Fin qui tutto bene, perché queste sono le caratteristiche che si sono volute dare al gioco e non possiamo additarle come difetti. Il fatto è che un gioco così, con queste caratteristiche, dovrebbe essere veloce e dinamico, durare il giusto e dare sempre un qualcosa da fare ai partecipanti. Deve dare la possibilità a chi è seduto al tavolo di giocarsela la partita, non frustrarlo con interi turni passati a pescare una singola carta.

Invece ho visto partite che si trascinavano oltre i tre quarti d'ora, specie in quattro quando un compagno può salvare l'altro da un colpo. Si trascinavano tra carte inutili e loop imbarazzanti di “pesco una carta, me la fai scartare, ne pesco un'altra, la faccio io scartare a te, ecc”... tutto così finché uno non ha la fortuna di pescare qualcosa di un po' più buono con cui assestare una bella ferita all'altro. Anche qui, a seconda di come vanno le cose, il ferito può languire per parecchi minuti, menomato e impossibilitato a fare praticamente qualsiasi cosa, prima di ricevere il colpo di grazia dall'altro, che magari pesca tutta fuffa. La sfortuna diventa paradossalmente pescare una ferita leggera che ti faccia agonizzare altri minuti di partita senza poter giocare efficacemente, piuttosto che una morte rapida e indolore.

Anche la regola dell'infervoramento, pur apprezzabile a livello di ambientazione, può portare a dei loop fortunati da parte di un giocatore che pesca attacchi su attacchi, annichilendo completamente l'avversario che si ritrova senza carte in questo e nei turni successivi, trascinandosi stancamente verso una fine inevitabile. Tanto più che l'avversario può aver esaurito la fortuna e passano eterni minuti di pesca e scarta e gioca e para e pesca e riscarta, prima che arrivi il sospirato colpo di grazia.

Non tutte le partite vanno così, naturalmente, e magari un colpo fortunato può farne terminare una in 5 minuti. Però tante sì.
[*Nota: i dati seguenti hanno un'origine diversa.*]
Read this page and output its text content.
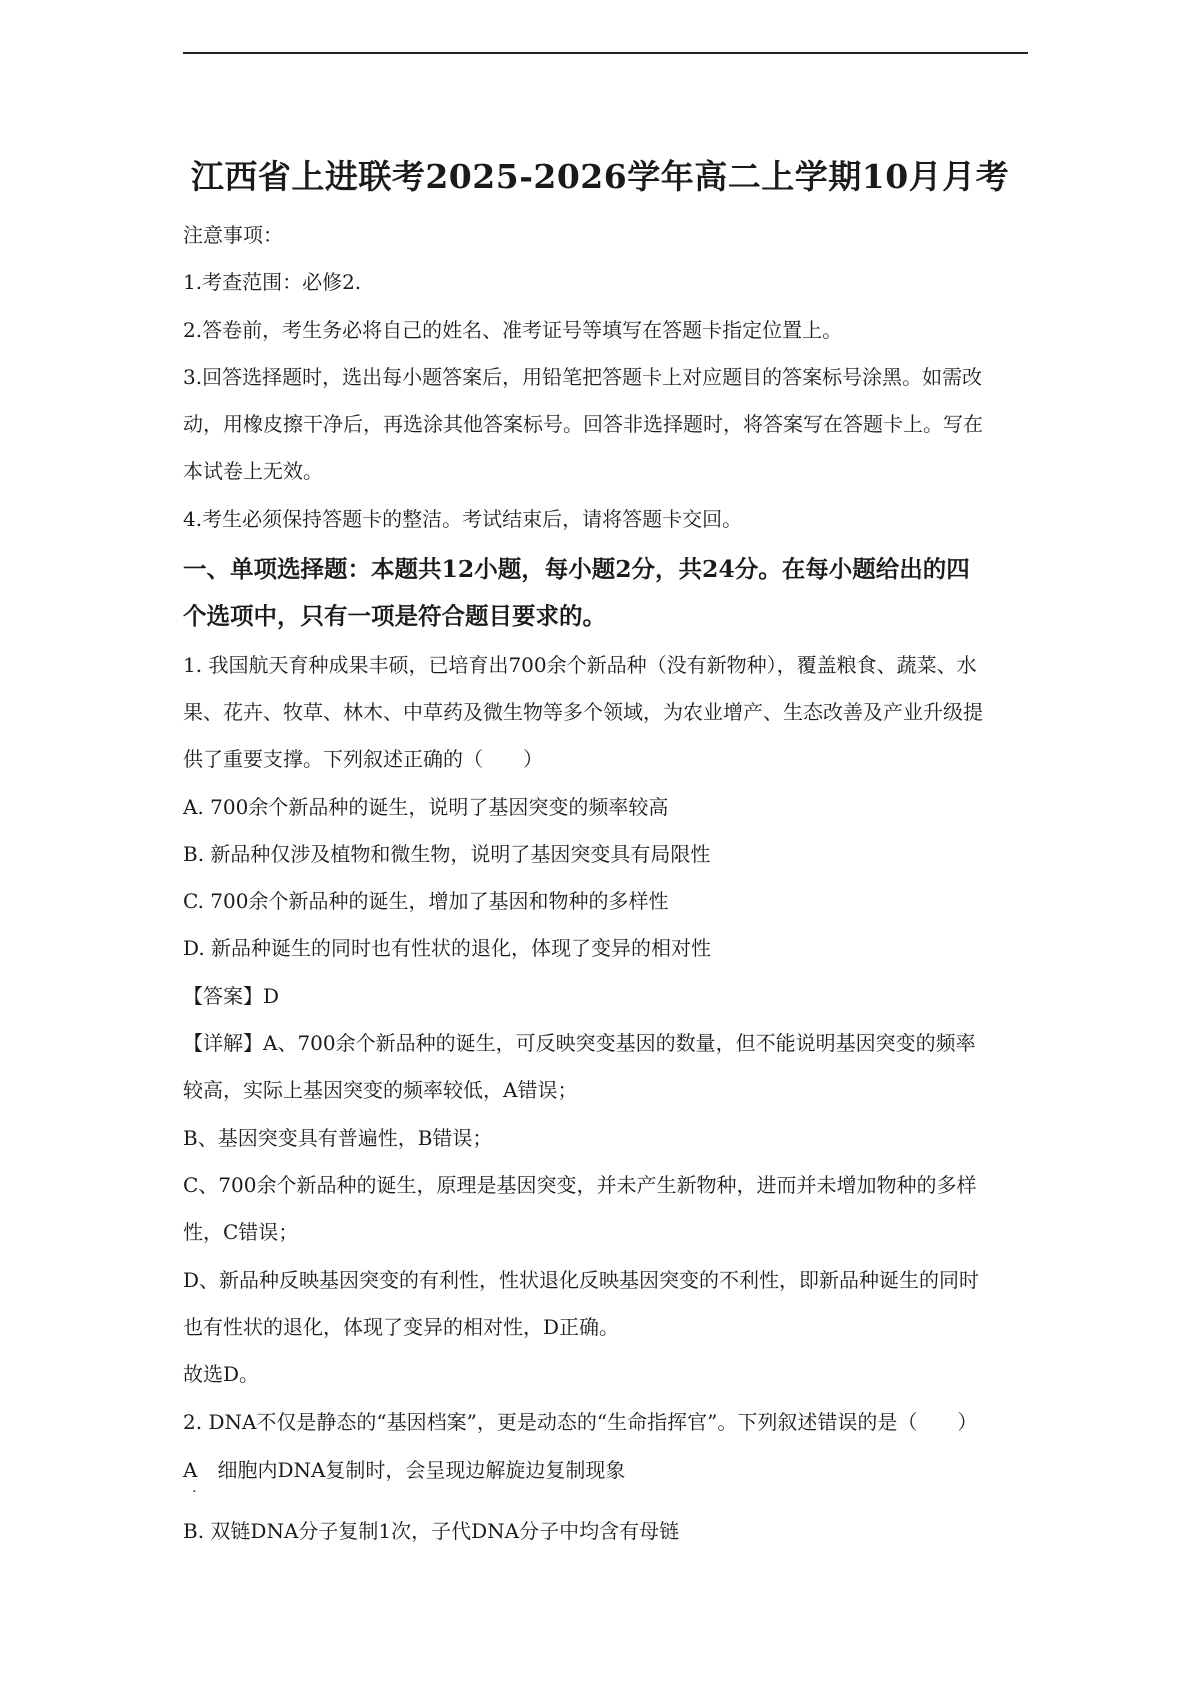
江西省上进联考2025-2026学年高二上学期10月月考
注意事项：
1.考查范围：必修2.
2.答卷前，考生务必将自己的姓名、准考证号等填写在答题卡指定位置上。
3.回答选择题时，选出每小题答案后，用铅笔把答题卡上对应题目的答案标号涂黑。如需改
动，用橡皮擦干净后，再选涂其他答案标号。回答非选择题时，将答案写在答题卡上。写在
本试卷上无效。
4.考生必须保持答题卡的整洁。考试结束后，请将答题卡交回。
一、单项选择题：本题共12小题，每小题2分，共24分。在每小题给出的四
个选项中，只有一项是符合题目要求的。
1. 我国航天育种成果丰硕，已培育出700余个新品种（没有新物种），覆盖粮食、蔬菜、水
果、花卉、牧草、林木、中草药及微生物等多个领域，为农业增产、生态改善及产业升级提
供了重要支撑。下列叙述正确的（　　）
A. 700余个新品种的诞生，说明了基因突变的频率较高
B. 新品种仅涉及植物和微生物，说明了基因突变具有局限性
C. 700余个新品种的诞生，增加了基因和物种的多样性
D. 新品种诞生的同时也有性状的退化，体现了变异的相对性
【答案】D
【详解】A、700余个新品种的诞生，可反映突变基因的数量，但不能说明基因突变的频率
较高，实际上基因突变的频率较低，A错误；
B、基因突变具有普遍性，B错误；
C、700余个新品种的诞生，原理是基因突变，并未产生新物种，进而并未增加物种的多样
性，C错误；
D、新品种反映基因突变的有利性，性状退化反映基因突变的不利性，即新品种诞生的同时
也有性状的退化，体现了变异的相对性，D正确。
故选D。
2. DNA不仅是静态的“基因档案”，更是动态的“生命指挥官”。下列叙述错误的是（　　）
A　细胞内DNA复制时，会呈现边解旋边复制现象
.
B. 双链DNA分子复制1次，子代DNA分子中均含有母链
Immagino qualcuno provvederà con proprio regole casalinghe, ad esempio abolendo l'infervoramento o limitandolo a 1 singola pesca nel turno; oppure potenziando la carta movimento in modo da far recuperare, usandola, il proprio limite massimo di carte e non solo pescarne una nuova (questo recupero deve però avvenire o prima di giocare qualsiasi carta o dopo averle giocate impedendo di giocarne ulteriori, per evitare di ricadere nel loop dell'infervoramento); oppure facendo la stessa cosa per la pescata normale, lasciando il movimento solo per il cambio carte. Occorrerebbe poi, con queste modifiche, anche un'intera revisione del mazzo di combattimento, di quali e quante carte ci siano, ma non credo qualcuno ne abbia voglia o pensi ne valga la pena.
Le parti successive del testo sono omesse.